L’ouvrage de Charles Patterson Eternal Treblinka (2002) est enfin paru en français (Un Éternel Treblinka, Calmann-Lévy, 2008). L’historien américain traite d'une question extrêmement polémique : le rapport qu’entretient l’être humain avec les autres espèces vivantes, conscientes et sensibles. Comme l’a écrit Milan Kundera, c’est là la question morale fondamentale, si fondamentale que tout le reste en découle.
Pour ces créatures, tous les humains sont des nazis ; pour les animaux, c'est un éternel Treblinka. – Isaac Bashevis Singer (The Letter Writer)
Le rapprochement entre notre façon de traiter les animaux et la Shoah – un tabou que l’écrivain de langue yiddish et prix Nobel de littérature lui-même a été le premier à briser – n’a pas fini de faire hurler un certain nombre d’esprits rigides qui tiennent absolument à maintenir, au mépris des évidences scientifiques les plus criantes, une frontière bien nette entre l’espèce « des Seigneurs » (la leur) et l’ensemble des autres espèces animales, toujours considérées comme inférieures.
« À Auschwitz, nous étions comme des animaux », déclarait Simone Veil dans les années soixante-dix. En vertu de quelle logique cette comparaison entre les déportés et les animaux vaudrait-elle uniquement lorsqu’elle est formulée de gauche à droite ? Autrement dit, comment peut-on trouver naturel de comparer les camps de concentration aux abattoirs ou aux élevages en batterie, et scandaleux de comparer les derniers aux premiers ?

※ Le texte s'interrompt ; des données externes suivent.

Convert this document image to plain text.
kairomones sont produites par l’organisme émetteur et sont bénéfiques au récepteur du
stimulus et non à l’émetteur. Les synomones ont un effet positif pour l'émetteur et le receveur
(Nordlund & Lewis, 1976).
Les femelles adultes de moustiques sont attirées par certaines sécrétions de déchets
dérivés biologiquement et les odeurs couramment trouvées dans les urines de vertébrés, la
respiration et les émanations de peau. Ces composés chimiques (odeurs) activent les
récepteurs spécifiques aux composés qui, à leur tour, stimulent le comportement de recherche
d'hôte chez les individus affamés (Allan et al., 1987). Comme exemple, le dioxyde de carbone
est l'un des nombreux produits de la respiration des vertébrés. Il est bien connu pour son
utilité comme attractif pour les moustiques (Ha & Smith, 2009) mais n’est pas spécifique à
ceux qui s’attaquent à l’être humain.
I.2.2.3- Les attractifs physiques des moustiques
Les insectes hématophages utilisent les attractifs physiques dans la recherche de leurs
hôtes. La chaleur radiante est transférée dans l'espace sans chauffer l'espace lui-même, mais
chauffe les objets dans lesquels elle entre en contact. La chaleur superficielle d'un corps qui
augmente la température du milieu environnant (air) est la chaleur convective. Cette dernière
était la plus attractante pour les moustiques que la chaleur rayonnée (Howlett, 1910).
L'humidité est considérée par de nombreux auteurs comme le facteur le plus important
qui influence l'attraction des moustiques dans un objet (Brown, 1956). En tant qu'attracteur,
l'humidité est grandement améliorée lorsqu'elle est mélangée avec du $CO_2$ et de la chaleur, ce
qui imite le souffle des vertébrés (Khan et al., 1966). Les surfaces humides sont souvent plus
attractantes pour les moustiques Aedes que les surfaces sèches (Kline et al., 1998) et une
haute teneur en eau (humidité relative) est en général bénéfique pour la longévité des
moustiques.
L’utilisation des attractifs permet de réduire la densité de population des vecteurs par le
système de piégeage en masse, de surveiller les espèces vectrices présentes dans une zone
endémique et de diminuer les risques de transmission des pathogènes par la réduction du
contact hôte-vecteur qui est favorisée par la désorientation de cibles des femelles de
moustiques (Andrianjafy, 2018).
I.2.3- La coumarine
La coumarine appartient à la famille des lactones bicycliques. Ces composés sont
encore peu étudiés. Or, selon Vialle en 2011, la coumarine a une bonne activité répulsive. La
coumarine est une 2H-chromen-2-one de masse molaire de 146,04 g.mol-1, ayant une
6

Patterson nous montre que la Shoah est historiquement et techniquement liée à l’industrialisation des élevages. Nous découvrons par exemple qu’Henry Ford, responsable d’une propagande antisémite sans précédent, avait conçu l’idée du travail à la chaîne après avoir visité un abattoir ; que les massacres de Katyn ont eu lieu pour partie dans des abattoirs ; et qu’Hitler avait confié la responsabilité de la "Solution finale" à un éleveur de poulets.